Berhadapan dengan situasi seperti ini, maka  dibutuhkan kebesaran jiwa dan kelapangan dada sebagai Tokoh Bangsa  Calon Presiden dan Calon Wakil Presiden untuk siap menerima hasil dan  keputusan apapun atas dasar pilihan masyarakat sebagai pemegang kedaulatan bangsa dan negara.
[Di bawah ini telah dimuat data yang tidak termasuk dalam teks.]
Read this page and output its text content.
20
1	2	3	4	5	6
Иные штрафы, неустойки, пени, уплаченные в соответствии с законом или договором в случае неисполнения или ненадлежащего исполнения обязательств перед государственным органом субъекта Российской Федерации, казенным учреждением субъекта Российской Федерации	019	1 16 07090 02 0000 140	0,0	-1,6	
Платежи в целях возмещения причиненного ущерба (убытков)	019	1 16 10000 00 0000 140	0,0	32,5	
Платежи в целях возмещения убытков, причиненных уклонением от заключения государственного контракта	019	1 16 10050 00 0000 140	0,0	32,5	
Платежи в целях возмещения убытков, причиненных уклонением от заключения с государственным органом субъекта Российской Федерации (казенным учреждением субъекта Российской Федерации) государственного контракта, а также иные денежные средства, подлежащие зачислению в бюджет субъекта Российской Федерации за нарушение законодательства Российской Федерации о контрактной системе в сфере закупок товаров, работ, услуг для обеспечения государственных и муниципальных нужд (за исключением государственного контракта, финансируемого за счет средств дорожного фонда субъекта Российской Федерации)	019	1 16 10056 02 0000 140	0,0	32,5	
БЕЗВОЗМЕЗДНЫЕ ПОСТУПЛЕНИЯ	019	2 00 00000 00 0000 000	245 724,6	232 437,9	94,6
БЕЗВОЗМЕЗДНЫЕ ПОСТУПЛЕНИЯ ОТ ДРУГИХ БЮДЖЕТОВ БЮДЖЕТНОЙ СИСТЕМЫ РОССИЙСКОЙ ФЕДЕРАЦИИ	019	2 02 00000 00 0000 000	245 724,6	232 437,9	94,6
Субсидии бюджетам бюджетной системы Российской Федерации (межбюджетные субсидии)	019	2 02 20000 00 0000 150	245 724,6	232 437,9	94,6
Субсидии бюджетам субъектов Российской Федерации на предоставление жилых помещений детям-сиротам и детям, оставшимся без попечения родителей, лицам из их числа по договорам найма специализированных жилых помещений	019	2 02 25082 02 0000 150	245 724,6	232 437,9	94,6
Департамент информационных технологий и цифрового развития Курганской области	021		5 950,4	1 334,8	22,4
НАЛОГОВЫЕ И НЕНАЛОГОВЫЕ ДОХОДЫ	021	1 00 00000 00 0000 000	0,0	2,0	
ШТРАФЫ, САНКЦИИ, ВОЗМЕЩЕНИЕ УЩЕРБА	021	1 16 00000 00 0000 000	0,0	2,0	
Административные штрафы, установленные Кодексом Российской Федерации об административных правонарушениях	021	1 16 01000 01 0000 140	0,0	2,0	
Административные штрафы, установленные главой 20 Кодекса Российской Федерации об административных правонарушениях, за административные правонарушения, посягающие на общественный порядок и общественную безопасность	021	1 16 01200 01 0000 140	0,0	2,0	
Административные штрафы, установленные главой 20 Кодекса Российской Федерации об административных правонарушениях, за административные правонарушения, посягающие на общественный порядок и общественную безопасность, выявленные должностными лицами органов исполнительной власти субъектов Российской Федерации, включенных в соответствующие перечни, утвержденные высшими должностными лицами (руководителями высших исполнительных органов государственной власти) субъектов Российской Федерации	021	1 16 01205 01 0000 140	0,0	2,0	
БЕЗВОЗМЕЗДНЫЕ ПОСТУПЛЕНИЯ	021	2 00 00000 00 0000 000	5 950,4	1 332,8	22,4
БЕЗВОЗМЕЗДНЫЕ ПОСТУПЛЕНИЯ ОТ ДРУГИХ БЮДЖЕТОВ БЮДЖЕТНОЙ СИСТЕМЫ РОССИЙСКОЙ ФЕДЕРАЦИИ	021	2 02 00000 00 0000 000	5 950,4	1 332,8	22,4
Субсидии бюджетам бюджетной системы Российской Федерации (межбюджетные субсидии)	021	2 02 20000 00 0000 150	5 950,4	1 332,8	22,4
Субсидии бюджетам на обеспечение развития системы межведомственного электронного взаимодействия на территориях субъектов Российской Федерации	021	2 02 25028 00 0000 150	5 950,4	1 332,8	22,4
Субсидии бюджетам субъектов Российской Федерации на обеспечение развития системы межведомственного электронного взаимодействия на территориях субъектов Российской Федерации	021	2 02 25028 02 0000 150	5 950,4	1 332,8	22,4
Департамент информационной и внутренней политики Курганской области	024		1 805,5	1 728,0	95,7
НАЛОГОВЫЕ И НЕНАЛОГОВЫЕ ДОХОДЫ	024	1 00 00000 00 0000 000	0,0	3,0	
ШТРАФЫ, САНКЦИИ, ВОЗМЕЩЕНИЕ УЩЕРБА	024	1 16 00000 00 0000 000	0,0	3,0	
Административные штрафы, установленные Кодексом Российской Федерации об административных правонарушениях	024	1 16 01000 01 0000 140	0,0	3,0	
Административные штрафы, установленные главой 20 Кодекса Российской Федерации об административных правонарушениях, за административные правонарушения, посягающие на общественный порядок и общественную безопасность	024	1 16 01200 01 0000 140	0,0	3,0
Demikian juga bagi para Anggota Legislatif, tentu siap juga untuk menerima kemenangan maupun kekalahan.

Meskipun demikian, sebagai Negara Hukum  yang menganut sistem politik yang berpegang pada prinsip Demokrasi, maka semua pihak mestinya  menghargai dan memberikan tempat dan kesempatan kepada siapapun untuk menempuh jalur hukum ke Bawaslu maupun ke Mahkamah Konstitusi, dalam  memperjuangkan haknya guna memperoleh keadilan dan kebenaran sehubungan dengan pelaksanaan Pemilu sebagai Pesta Demokrasi.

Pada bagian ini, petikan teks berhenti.